Satt's work contains many doublings and serials. One of them is the photographic group "Black Sorrow ("la pena negra" in Spanish)," made of many photographs of bats taken over the last few years in zoos. The name of the work comes from the culture of flamenco, meaning total identification with the universal sorrow. As in other works by Satt, at the basis of the work process on this series lies a menacing political event that has provided the inspiration for its development. In this particular case, the event is the Bat Bomb – an American experiment conceived before the bombing of Hiroshima and Nagasaki, in which "suicide" bats with bombs attached to their bodies were to be released over cities in Japan, setting mass fires to the wood-and-paper houses.
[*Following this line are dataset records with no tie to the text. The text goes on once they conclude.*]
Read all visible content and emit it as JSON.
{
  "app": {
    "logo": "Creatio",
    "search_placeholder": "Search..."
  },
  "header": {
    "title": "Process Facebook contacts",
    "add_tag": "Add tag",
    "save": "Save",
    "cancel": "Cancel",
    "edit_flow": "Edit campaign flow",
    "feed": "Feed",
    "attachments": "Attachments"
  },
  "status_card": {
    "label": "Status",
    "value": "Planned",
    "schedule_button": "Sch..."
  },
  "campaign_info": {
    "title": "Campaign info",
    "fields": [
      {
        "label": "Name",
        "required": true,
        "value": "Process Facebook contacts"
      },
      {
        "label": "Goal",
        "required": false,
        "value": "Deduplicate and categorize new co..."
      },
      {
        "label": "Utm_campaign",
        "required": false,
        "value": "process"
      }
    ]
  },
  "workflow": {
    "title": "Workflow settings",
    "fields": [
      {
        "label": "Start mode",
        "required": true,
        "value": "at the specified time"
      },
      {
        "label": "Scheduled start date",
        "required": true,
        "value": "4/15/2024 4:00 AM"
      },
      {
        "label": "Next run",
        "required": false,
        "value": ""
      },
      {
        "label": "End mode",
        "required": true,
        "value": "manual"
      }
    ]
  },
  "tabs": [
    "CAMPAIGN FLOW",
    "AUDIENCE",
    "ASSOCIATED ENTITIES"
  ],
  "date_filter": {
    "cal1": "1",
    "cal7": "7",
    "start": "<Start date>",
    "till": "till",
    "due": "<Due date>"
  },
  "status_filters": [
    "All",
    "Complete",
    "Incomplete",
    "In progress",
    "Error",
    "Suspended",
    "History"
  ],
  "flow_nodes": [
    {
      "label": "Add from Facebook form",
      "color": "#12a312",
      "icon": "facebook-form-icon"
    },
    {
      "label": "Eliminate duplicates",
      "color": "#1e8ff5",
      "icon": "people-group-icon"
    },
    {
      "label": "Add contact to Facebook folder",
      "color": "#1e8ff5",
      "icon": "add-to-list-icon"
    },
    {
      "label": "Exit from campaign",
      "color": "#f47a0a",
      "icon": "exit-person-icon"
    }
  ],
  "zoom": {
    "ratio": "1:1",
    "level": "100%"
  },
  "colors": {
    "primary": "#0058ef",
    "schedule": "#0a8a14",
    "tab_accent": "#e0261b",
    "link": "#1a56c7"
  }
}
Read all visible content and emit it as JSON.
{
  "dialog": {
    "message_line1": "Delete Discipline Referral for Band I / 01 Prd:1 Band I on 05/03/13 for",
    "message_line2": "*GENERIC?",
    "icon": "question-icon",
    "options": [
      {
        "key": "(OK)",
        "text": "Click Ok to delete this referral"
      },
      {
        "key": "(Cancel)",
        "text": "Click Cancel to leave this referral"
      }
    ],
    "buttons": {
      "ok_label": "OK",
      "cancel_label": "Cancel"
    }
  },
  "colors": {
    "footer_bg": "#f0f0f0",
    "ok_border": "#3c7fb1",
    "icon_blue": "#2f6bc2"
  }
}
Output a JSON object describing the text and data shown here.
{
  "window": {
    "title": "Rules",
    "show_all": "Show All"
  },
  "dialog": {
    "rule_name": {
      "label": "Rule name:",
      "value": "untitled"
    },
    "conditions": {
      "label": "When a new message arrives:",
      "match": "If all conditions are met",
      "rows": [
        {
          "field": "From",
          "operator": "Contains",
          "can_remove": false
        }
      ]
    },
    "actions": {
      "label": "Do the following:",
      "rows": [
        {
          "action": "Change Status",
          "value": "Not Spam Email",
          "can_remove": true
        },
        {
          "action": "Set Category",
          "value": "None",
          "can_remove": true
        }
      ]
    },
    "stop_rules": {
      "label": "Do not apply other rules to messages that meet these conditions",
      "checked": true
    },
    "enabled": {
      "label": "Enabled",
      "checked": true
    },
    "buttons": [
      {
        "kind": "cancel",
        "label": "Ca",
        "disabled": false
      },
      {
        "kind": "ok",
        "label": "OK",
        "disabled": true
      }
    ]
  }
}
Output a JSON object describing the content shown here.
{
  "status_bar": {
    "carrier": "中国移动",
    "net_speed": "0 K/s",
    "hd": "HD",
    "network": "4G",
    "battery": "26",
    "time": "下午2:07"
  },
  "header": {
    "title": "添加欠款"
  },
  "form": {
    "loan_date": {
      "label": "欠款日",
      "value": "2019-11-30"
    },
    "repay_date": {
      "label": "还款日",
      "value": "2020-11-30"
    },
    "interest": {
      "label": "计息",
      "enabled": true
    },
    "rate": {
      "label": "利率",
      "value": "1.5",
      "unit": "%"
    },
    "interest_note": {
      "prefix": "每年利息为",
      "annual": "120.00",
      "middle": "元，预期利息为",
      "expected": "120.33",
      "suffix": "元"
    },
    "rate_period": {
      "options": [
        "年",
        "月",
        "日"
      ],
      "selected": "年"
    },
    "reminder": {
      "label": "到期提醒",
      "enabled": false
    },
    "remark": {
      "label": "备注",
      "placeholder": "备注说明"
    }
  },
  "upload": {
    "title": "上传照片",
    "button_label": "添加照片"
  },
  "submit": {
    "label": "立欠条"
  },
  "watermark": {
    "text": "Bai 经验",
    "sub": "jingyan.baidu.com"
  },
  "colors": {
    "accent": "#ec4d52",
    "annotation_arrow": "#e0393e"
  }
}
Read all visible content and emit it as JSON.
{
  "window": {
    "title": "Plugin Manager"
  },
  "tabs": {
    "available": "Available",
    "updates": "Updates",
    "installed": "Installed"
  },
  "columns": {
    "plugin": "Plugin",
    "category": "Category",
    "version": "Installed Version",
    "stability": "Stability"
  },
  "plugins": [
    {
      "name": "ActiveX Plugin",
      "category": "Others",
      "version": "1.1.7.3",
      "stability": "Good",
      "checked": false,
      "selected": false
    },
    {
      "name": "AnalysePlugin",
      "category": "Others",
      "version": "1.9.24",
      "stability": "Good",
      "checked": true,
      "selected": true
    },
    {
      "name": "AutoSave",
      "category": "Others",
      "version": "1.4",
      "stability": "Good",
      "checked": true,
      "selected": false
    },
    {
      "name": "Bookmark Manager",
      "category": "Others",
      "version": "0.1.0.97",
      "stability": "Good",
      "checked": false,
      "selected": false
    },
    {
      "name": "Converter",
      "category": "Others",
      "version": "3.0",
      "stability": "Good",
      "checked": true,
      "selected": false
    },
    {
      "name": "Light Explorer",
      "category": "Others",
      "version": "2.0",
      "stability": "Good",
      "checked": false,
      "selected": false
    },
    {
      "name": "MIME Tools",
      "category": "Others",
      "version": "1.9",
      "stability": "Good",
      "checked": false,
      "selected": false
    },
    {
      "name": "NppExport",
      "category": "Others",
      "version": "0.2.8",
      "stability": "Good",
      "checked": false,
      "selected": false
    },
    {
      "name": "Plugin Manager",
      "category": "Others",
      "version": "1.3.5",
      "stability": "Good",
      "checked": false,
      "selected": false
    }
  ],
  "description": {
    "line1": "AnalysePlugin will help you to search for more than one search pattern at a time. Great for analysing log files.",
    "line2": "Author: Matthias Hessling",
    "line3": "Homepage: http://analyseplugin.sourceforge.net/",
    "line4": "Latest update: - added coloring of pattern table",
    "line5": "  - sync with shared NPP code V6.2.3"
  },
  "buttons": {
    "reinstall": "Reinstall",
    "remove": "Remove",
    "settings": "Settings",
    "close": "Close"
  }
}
In one experiment during the operation, which was given the code name "X-Ray" and run by a zoologist from Pennsylvania, a group of 14 mutinous bats escaped from a military base in New Mexico, causing major fires as it fled the area. Due to this and other incidents, the operation was abandoned in 1944 for the more efficient Manhattan Project. This work joins others by Satt that address forms of warfare and events that occur in the meeting of humans with the sky, as in the series "Four-finger Formation" (2016) and "Lady Be Good" (2014).

 

In the process of editing the photographs, Satt reversed these close-ups of the bats, which stretch and fill the frame with their bodies, in poses and gestures that now seem, at the least, vain and dandyish. The reversal is an act that binds the photographic subject and the medium since it exists both at the basis of the image and in the way it is displayed. The naturally upside-down, or reversed, animals – not just because of their familiar hanging position but also because they are nocturnal creatures – undergo here another reversal, and now we are presented with a synchronized group of dancers, acrobats, and tight-rope artists, perfectly balanced and in the bright light of day.

 

Hadas Satt (b. 1981) lives and works in Tel Aviv. She is a graduate of both the BFA and the MFA programs at the Bezalel Academy of Art and Design. Satt's works have been exhibited in solo and group shows in various venues around the world, including the Moscow Biennial of Young Art, Israel Museum, Hertzlyia Museum of Art, Haifa University Gallery, the Hertzlyia Art Biennial, Hamidrasha and Gabirol galleries in Tel Aviv, and the Center for Contemporary Art in Arad, Israel.